9:15am – Time for my first class. History and geography with the 2nd level bilingual students. When I walk into class, several students greet me with a very rehearsed, ‘Hello, Kisha. How are you?” The rest of them are chatting loudly, running around the classroom, or horseplaying with their friends. I have to shout ‘Ready?’ at least 2 or 3 times to get them to settle down. Before getting into today’s lesson, I start off by asking if anybody did anything fun or interesting over the weekend. Many of the students are as eager to share as I am to listen, plus it gives them a chance to practice speaking English in an unstructured way. After everyone has shared, we move on to the lesson. Today, we are reading about daily life in the Middle Ages. I ask for volunteers to read the English handout the profe has selected. Each volunteer first reads a few sentences from the lesson in English, then translates the same into Spanish. We go over unfamiliar vocabulary words as a group, and I answer any questions they may have. The profe, Enrique (aka, Quique), helps out with any Spanish-English translations that I don’t know. Throughout the lesson, I have to stop several times to quiet the class back down or call out a student who is obviously not paying attention.By the end of class, Quique has worked up a sweat and the kids have worked my nerves.

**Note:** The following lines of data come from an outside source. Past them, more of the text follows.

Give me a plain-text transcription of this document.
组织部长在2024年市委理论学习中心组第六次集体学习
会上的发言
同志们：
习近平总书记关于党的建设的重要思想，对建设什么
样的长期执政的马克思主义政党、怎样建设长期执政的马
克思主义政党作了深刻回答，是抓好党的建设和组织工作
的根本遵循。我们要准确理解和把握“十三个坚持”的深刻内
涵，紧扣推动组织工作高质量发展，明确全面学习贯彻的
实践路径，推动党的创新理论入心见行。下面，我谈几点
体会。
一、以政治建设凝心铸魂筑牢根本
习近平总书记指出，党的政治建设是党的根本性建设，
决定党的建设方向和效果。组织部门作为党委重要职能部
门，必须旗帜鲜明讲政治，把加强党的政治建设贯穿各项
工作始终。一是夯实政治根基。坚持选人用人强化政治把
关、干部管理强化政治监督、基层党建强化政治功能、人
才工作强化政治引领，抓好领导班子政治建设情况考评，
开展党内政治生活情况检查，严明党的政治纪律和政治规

|such adorable little scamps.|
10:15 – First class is over. I head back to the lounge to hang and prep for my next class, which isn’t until 11:35.
11:35 – My second history class. This time with the first-year students. They are quickly becoming my favorite group of the 3 that I work with. They aren’t as boisterous as the 2nd years, but they have way more energy and interest in learning than the 3rd years. However, their level of English is much lower, so it can be a challenge communicating or coming up with in-class activities that they will easily grasp. After the ‘how was your weekend’ chat, we delve into today’s lesson: the government of ancient Rome. Usually we read and translate, but today, I divide the class into several groups. Each must come up with a solution to a problem that the Roman citizenry is facing. They must decide which members of the government they need to work with, and propose their own solution to solve the problem. Not surprisingly, one student asks if they have to give their explanation in Spanish or English. I shake my head, smile, and say, “When I’m here. It’s always English. Vale?” Surprisingly, the students really take to the assignment and they come up with some creative, if not entirely practical solutions.It´s a rare moment of success. I relish in my unquestionable auxiliar awesomeness.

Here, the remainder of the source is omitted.